D. Batho: L’échec de la droite face à la délinquance des mineurs

Sur le blog de Delphine Batho

Intervention à l’Assemblée nationale de Delphine Batho mercredi 22 juin 2011 lors de l’examen du projet de loi sur la participation des citoyens au fonctionnement de la justice pénale et le jugement des mineurs.

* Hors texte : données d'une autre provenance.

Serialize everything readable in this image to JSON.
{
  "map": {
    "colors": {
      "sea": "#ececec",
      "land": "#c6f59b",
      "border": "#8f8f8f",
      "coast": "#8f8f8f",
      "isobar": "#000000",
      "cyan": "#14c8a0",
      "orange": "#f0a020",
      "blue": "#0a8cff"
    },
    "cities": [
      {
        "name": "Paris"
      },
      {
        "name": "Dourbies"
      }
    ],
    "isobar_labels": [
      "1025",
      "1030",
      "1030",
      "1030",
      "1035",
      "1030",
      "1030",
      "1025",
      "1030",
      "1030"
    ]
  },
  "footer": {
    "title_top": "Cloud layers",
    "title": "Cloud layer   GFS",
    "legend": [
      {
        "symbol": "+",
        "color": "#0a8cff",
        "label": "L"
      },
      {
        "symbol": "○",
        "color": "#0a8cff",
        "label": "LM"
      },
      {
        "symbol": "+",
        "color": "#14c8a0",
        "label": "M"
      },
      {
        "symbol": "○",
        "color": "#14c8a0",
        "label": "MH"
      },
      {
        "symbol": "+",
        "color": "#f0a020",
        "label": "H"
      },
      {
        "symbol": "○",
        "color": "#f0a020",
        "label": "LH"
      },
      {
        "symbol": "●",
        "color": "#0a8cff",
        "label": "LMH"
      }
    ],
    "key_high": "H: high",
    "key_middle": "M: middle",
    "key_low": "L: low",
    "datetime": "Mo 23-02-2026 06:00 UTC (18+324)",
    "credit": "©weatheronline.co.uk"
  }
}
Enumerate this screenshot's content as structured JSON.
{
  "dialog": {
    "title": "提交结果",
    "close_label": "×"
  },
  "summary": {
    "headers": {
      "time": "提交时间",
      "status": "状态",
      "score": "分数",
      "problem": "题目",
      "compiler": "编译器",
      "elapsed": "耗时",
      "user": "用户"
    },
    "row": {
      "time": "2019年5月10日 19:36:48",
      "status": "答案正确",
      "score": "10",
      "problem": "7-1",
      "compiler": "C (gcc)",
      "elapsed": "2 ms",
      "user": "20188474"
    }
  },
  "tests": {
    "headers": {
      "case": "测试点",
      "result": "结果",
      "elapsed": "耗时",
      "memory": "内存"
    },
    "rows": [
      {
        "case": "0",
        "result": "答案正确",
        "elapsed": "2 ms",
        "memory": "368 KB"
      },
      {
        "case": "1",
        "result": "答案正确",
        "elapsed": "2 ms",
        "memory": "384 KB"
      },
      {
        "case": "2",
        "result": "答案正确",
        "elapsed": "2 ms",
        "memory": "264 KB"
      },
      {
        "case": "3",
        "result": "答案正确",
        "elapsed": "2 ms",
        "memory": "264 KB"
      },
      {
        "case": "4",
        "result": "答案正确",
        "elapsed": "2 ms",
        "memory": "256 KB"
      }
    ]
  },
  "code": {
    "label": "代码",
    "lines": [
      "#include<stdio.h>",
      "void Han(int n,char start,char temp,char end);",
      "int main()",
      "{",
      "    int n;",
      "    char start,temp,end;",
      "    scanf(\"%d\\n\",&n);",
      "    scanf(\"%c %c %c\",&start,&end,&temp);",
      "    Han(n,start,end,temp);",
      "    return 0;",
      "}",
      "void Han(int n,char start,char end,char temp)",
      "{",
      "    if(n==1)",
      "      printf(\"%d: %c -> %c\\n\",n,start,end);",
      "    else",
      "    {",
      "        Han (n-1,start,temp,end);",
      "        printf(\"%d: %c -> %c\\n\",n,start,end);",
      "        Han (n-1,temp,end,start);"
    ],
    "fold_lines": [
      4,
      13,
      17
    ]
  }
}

Madame la présidente, monsieur le ministre, monsieur le rapporteur, mes chers collègues, hier, Dominique Raimbourg et George Pau-Langevin ont largement démontré en quoi ce projet de loi prétendument consacré aux jurés populaires non seulement n’apporte pas de réponse aux difficultés actuelles de la justice, mais risque de les aggraver. Il prévoit même l’inverse de ce que proclame son titre, puisqu’il vise notamment à réduire la participation populaire aux jurys d’assises.

Pour ma part, je concentrerai mon propos sur la délinquance des mineurs.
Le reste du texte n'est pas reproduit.